Washington Redskins Still Have An Offensive Team Name
About half of the Senate — the Democratic half, that is — is joining the growing chorus of Americans asking the Washington Redskins football team to change its name. On Wednesday, Senate Majority Leader Harry Reid (D-NV) and Senator Maria Cantwell (D-WA) sent a letter, co-signed by 47 senators, to National Football League Commissioner Roger Goodell, requesting that the NFL “take action to remove the racial slur from the name of one of its marquee franchises.” Senator Bill Nelson (D-FL), who described himself as “one of [the Redskins’] great fans for both the game and [the Redskins] personally,” wrote to the NFL separately, saying that the name is not “appropriate in this day and age.” But not even the United States Senate can convince Redskins’ owner Daniel Snyder and the NFL to show a little respect for critics.
Prominent figures and fans, including President Obama, have long urged Snyder to reconsider the epithet that serves as both his team’s name and mascot. And the Washington, D.C. team is no stranger to government intervention, or to racial controversy. In 1962, the John F. Kennedy administration took issue with the team’s 25-year ban on black players, and offered then-team owner George Preston Marshall a choice — either integrate, or face federal sanctions that would potentially deny the team the use of the newly built D.C. stadium. While this initially generated cries of Big Government overstepping its bounds, public opinion was solidly set against the Redskins’ blatant racism, and eventually Marshall caved, and began hiring black players.
Today, Snyder faces similarly mounting public dissatisfaction with his continued refusal to change the team name. Many prominent sports journalists have publicly criticized the use of the epithet, and the team is even in the midst of a lawsuit. Last year, President Obama told the Associated Press, “If I were the owner of the team and I knew that there was a name of my team — even if it had a storied history — that was offending a sizeable group of people, I’d think about changing it.”
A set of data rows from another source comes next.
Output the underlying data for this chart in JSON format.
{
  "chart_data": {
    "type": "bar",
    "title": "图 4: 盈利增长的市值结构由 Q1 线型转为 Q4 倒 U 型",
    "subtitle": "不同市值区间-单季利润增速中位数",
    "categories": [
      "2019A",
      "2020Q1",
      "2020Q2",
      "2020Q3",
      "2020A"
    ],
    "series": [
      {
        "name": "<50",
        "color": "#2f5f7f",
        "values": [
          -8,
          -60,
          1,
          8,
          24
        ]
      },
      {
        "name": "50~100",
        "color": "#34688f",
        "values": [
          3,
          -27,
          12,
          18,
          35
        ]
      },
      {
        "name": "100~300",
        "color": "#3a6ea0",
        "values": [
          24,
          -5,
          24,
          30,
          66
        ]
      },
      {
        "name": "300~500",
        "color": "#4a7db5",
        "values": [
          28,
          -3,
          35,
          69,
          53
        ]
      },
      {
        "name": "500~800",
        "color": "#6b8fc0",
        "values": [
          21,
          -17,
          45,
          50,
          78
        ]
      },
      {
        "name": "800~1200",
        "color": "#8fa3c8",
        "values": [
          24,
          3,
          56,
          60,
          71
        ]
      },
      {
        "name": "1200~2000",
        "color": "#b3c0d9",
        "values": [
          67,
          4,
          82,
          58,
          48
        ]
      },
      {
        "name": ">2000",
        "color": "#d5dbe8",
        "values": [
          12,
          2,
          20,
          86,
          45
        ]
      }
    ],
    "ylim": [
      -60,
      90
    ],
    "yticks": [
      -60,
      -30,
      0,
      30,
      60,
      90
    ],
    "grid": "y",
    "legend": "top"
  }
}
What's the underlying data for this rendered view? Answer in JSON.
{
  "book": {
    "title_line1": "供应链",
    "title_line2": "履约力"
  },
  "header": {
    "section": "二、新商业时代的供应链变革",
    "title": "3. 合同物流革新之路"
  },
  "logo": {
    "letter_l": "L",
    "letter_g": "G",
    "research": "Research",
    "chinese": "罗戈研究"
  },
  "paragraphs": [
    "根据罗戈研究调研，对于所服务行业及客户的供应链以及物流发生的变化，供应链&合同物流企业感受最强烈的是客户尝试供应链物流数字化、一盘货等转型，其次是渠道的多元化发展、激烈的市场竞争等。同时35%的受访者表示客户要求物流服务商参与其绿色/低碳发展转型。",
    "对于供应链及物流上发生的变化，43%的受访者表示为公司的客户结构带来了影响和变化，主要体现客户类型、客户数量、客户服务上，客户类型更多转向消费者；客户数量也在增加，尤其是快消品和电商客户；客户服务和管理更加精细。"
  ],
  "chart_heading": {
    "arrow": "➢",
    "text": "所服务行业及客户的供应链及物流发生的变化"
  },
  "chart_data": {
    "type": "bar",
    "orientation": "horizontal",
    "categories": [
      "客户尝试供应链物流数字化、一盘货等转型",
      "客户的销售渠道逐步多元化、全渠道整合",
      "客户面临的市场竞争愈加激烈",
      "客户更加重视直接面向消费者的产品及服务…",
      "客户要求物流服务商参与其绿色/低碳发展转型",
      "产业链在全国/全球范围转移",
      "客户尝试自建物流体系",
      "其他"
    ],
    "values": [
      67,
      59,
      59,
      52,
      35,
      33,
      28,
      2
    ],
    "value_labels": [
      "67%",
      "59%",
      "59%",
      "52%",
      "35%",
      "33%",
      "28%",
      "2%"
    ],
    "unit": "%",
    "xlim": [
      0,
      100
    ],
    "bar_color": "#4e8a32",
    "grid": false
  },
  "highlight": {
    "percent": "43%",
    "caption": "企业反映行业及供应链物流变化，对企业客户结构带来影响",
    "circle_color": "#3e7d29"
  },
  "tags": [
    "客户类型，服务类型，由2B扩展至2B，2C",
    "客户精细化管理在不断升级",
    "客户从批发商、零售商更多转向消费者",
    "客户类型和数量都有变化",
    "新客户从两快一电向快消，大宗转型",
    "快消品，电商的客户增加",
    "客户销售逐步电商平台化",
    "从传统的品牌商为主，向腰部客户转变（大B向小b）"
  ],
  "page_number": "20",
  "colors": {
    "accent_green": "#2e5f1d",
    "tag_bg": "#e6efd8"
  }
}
Obama is not the team’s owner, however, and neither the NFL nor Snyder appear to be on the same page with the president when it comes to racial sensitivity. In a written response to the letter, NFL spokesman Brian McCarthy said “diversity and inclusion” are important aspects of the NFL, and that “the intent of the team’s name has always been to present a strong, positive and respectful image.” Apparently, for the NFL, as long as intentions are pure, it doesn’t at all matter how offensive the reality of the situation may be. McCarthy continued, “The name is not used by the team or the NFL in any other context, though we respect those that view it differently.” Just not enough to change it, apparently.
The term “redskin,” which was originally coined to refer to Native use of vermilion face and body paint, is widely defined as a pejorative term, cited as discriminatory and offensive by dictionaries, encyclopedias, and Native Americans themselves. While the sports world was quick to condemn Donald Sterling for his racist comments about black people, the same consideration is not being given to the Native population.
The Senate’s letter to the NFL reads, “The Washington, D.C. football team is on the wrong side of history. What message does it send to punish slurs against African-Americans while endorsing slurs against Native Americans?”
For the NFL and Snyder, that message doesn’t matter, as long as they get to keep their precious team name.